The papers are all saying so: this is the greatest economic crisis since the Great Depression. We’re all beginning to believe it. Formidable investment institutions have crashed and burned; strong banks have failed; lending institutions have gone out of business; and now buying and selling are slowing down to a crawl, if not a stop, from what has been a very long and very imprudent run. The government bail-out, which has always bailed us out previously, is not starting the machine running again. What will happen next? Wait and see. That’s about all we can do.
The fact is, no matter how or when a recovery comes, we can be sure it will not be sudden or even soon, and certainly not complete. Most likely, we are going to be asked to do with less, for a long time–as a country and as individuals. And how will we respond to this challenge?
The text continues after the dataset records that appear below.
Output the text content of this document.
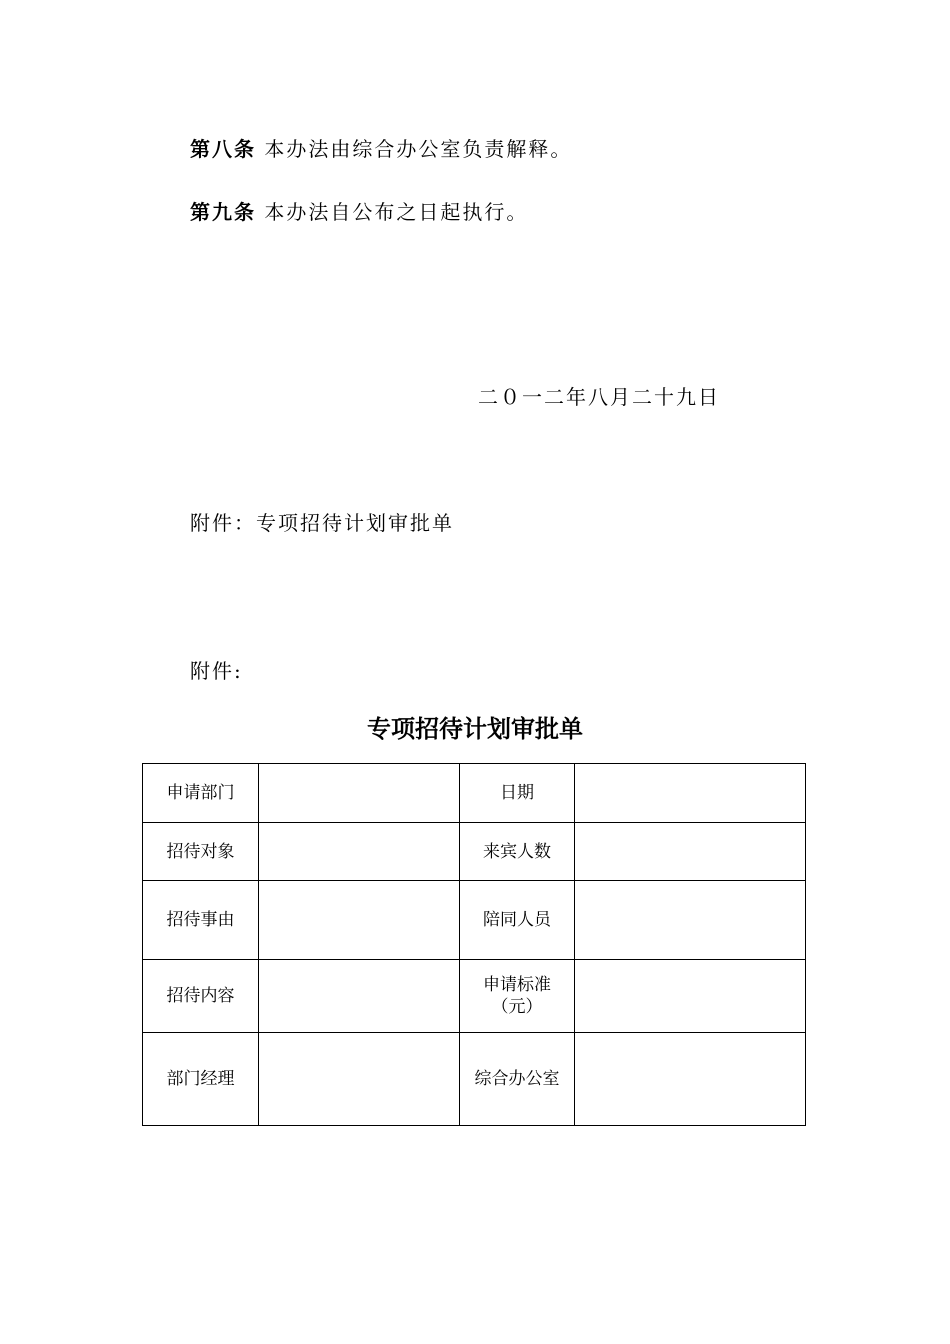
第八条 本办法由综合办公室负责解释。
第九条 本办法自公布之日起执行。
二０一二年八月二十九日
附件：专项招待计划审批单
附件:
专项招待计划审批单
申请部门		日期	
招待对象		来宾人数	
招待事由		陪同人员	
招待内容		申请标准
（元）	

部门经理		综合办公室	
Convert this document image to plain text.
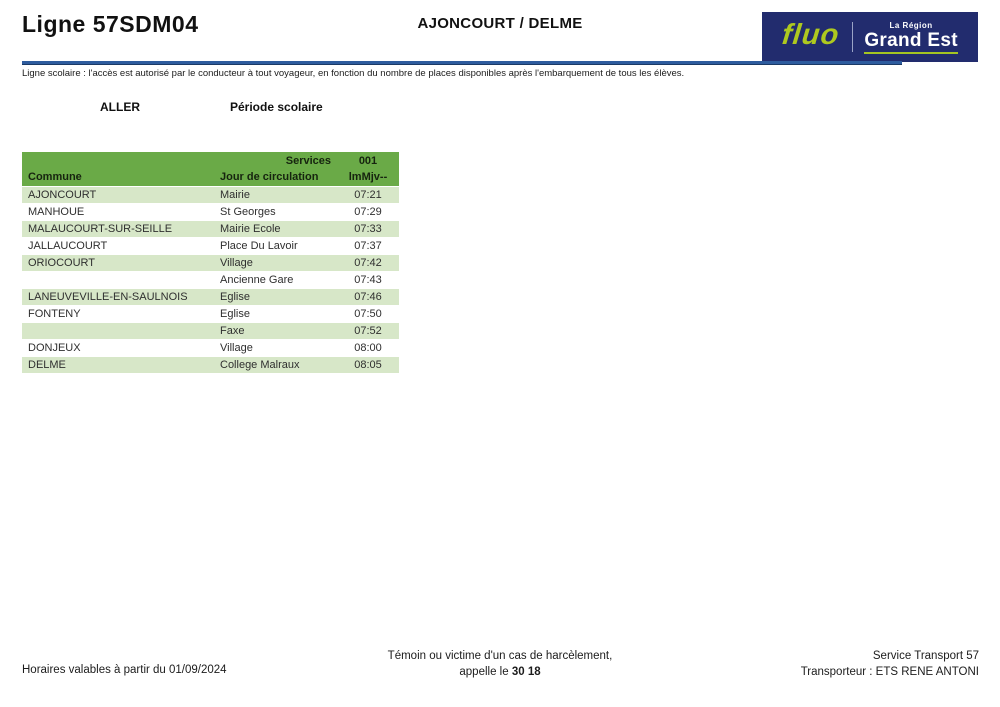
Ligne 57SDM04	AJONCOURT / DELME	fluo	La Région
Grand Est
Ligne scolaire : l'accès est autorisé par le conducteur à tout voyageur, en fonction du nombre de places disponibles après l'embarquement de tous les élèves.
ALLER	Période scolaire
	Services	001
Commune	Jour de circulation	lmMjv--
AJONCOURT	Mairie	07:21
MANHOUE	St Georges	07:29
MALAUCOURT-SUR-SEILLE	Mairie Ecole	07:33
JALLAUCOURT	Place Du Lavoir	07:37
ORIOCOURT	Village	07:42
	Ancienne Gare	07:43
LANEUVEVILLE-EN-SAULNOIS	Eglise	07:46
FONTENY	Eglise	07:50
	Faxe	07:52
DONJEUX	Village	08:00
DELME	College Malraux	08:05
Horaires valables à partir du 01/09/2024
Témoin ou victime d'un cas de harcèlement,
appelle le 30 18
Service Transport 57
Transporteur : ETS RENE ANTONI
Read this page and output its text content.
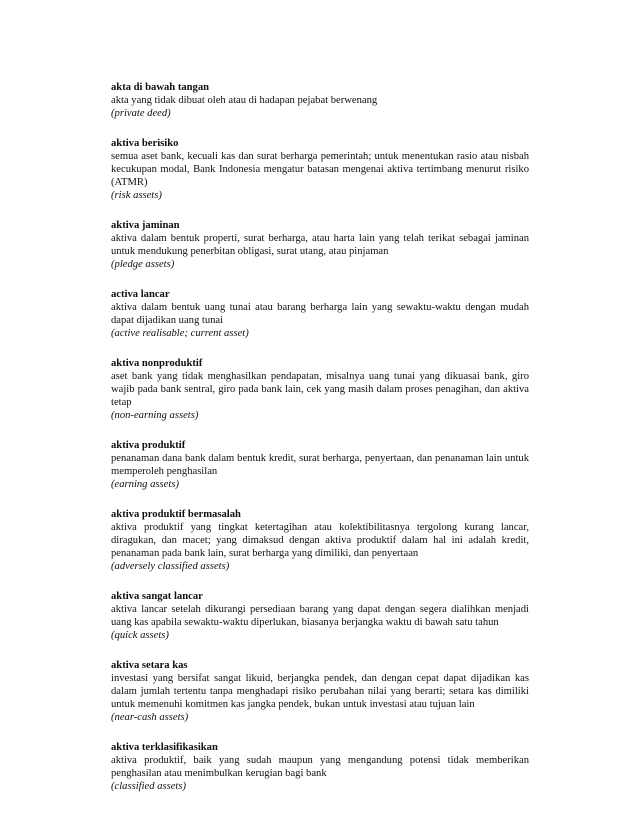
akta di bawah tangan

akta yang tidak dibuat oleh atau di hadapan pejabat berwenang

(private deed)

aktiva berisiko

semua aset bank, kecuali kas dan surat berharga pemerintah; untuk menentukan rasio atau nisbah kecukupan modal, Bank Indonesia mengatur batasan mengenai aktiva tertimbang menurut risiko (ATMR)

(risk assets)

aktiva jaminan

aktiva dalam bentuk properti, surat berharga, atau harta lain yang telah terikat sebagai jaminan untuk mendukung penerbitan obligasi, surat utang, atau pinjaman

(pledge assets)

activa lancar

aktiva dalam bentuk uang tunai atau barang berharga lain yang sewaktu-waktu dengan mudah dapat dijadikan uang tunai

(active realisable; current asset)

aktiva nonproduktif

aset bank yang tidak menghasilkan pendapatan, misalnya uang tunai yang dikuasai bank, giro wajib pada bank sentral, giro pada bank lain, cek yang masih dalam proses penagihan, dan aktiva tetap

(non-earning assets)

aktiva produktif

penanaman dana bank dalam bentuk kredit, surat berharga, penyertaan, dan penanaman lain untuk memperoleh penghasilan

(earning assets)

aktiva produktif bermasalah

aktiva produktif yang tingkat ketertagihan atau kolektibilitasnya tergolong kurang lancar, diragukan, dan macet; yang dimaksud dengan aktiva produktif dalam hal ini adalah kredit, penanaman pada bank lain, surat berharga yang dimiliki, dan penyertaan

(adversely classified assets)

aktiva sangat lancar

aktiva lancar setelah dikurangi persediaan barang yang dapat dengan segera dialihkan menjadi uang kas apabila sewaktu-waktu diperlukan, biasanya berjangka waktu di bawah satu tahun

(quick assets)

aktiva setara kas

investasi yang bersifat sangat likuid, berjangka pendek, dan dengan cepat dapat dijadikan kas dalam jumlah tertentu tanpa menghadapi risiko perubahan nilai yang berarti; setara kas dimiliki untuk memenuhi komitmen kas jangka pendek, bukan untuk investasi atau tujuan lain

(near-cash assets)

aktiva terklasifikasikan

aktiva produktif, baik yang sudah maupun yang mengandung potensi tidak memberikan penghasilan atau menimbulkan kerugian bagi bank

(classified assets)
A sense of scarcity has a way of engendering fear into people, and fear has a way of making people hostile and mean-spirited and self-centered. We could go that route, as a country. We could stop giving out the little foreign aid we are presently giving. We could crack down even harder on undocumented workers. Charitable organizations and non-profits could shrink to a fraction of their former size. Our most vulnerable citizens–poor people, people without health insurance, disabled people, indigent elderly–could well be left to their own devices, such as those might be. Government-supported institutions such as schools and prisons could easily become overcrowded and increasingly disfunctional.
And we could go that route as individuals. We could hunker down and protect ourselves. We could attempt to continue our wasteful lifestyles as Americans, angry that gasoline has become so high and that food has become so costly to import. On the other hand, we could learn from these hard times. We could change our ways.
As a country, we would change our priorities. Instead of soaking billions into foreign wars, we would pay attention to the infrastructure of our own country–that is, to the needs of the people, including education and health care. Insead of throwing our weight around, seeking empire, we would become a country among other countries, acknowledging our interdependence. We would come to understand that it is just wrong for us to continue to consume such an unfair share of the earth’s resources. In short, we would gain some humility as a nation.
As individuals, we might begin to learn that our well-being is tied to the well-being of all. As a matter of fact, perhaps as global warming gets worse, we will understand that our very survival depends on our being genuinely neighborly and co-operative. We’ll undoubtedly have to live on less, and that will mean that we will not be so concerned about new fashions every season. We will wear our clothing until it wears out, and we may even repair our underwear and socks. We will not eat strawberries in the winter, but rather will find new ways to prepare local produce that doesn’t have to be trucked in. We may join the “slow food” movement, because we’ll be spending more time at home, and therefore can actually cook most of our meals. Entertainment will have become more of a luxury than a given. We will travel less and get to know our neighbors better. We will ride bicycles and walk a great deal more, and we will therefore be in better physical condition. Because we will not be able to consume as a pastime, we may spend more time with family and friends. Because we will not be distracted constantly by what we will buy next, perhaps we may decide that we will take up a spiritual practice. We may come to know ourselves better, to acknowledge our need for others, and to shift the emphasis in where we spend our time and energy–that is, the stuff of our life.
Who knows? When we look back on this time, we may decide that this crisis was the catalyst we needed to make the changes that have been calling to us for a long, long time.